Zu Kun Tares Überraschung sah sie wirklich wie eine Krone aus, aber das geschickt angebrachte Gitternetz verbarg ihr Inneres. Sie war nicht größer als ein Kopf und schimmerte in einem gelblichen Rot.
Roh behauene Steinfiguren stellten berühmte Persönlichkeiten und Heilige aus der Geschichte der Koltas dar. Sie zierten die übrigen drei Wände der Halle.
Gut, dachte Kun Tares zufrieden. Sehr gut sogar! Es sind mindestens dreißig oder vierzig – da kommt es auf eine mehr oder weniger auch nicht mehr an.
Die Pilger drängten sich vor dem Tisch oder Altar, um die Krone anzustarren. Die Wächter sorgten dafür, daß keiner zu nahe herankam, aber man bemerkte die Routine, mit der sie ihre Pflicht erfüllten. Mit ihren Gedanken waren sie schon ganz woanders, vielleicht bei der Aufteilung der mitgebrachten Geschenke.
Kun Tares wollte nicht auffallen. Sein Plan war längst gefaßt, zumindest in allen Einzelheiten seit jenem Augenblick, in dem er den Saal betreten und die Krone gesehen hatte. Trotzdem blieb er in der Mitte der Pilger und kniete andächtig vor dem Altar nieder.
Schwer konnte die Krone nicht sein, aber kompakt – und vielleicht auch gefährlich. Kun Tares wußte, daß Blei Strahlen jeder Art auffing.
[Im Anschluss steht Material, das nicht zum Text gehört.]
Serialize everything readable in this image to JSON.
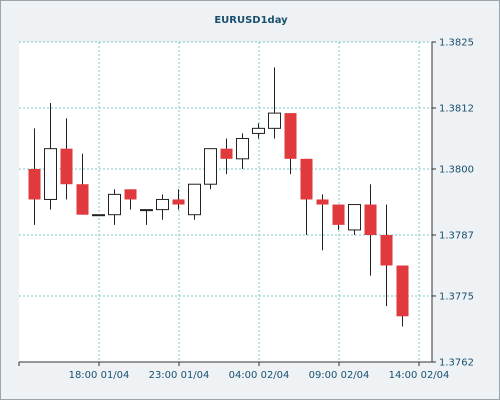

Wenn also die Krone schon immer in einem Bleisarg ruhte, dann mußte sie auch Strahlen aussenden. Strahlen, die eine lebensverlängernde Wirkung hatten. Vor Tausenden von Jahren, das war ihm klar, war die Krone nichts anderes als ein Mittel der Regenerierung gewesen, das nichts mit religiösen Hintergründen zu tun hatte. Vielleicht hatte es sogar viele dieser ›Kronen‹ gegeben, aber nur diese eine war übriggeblieben.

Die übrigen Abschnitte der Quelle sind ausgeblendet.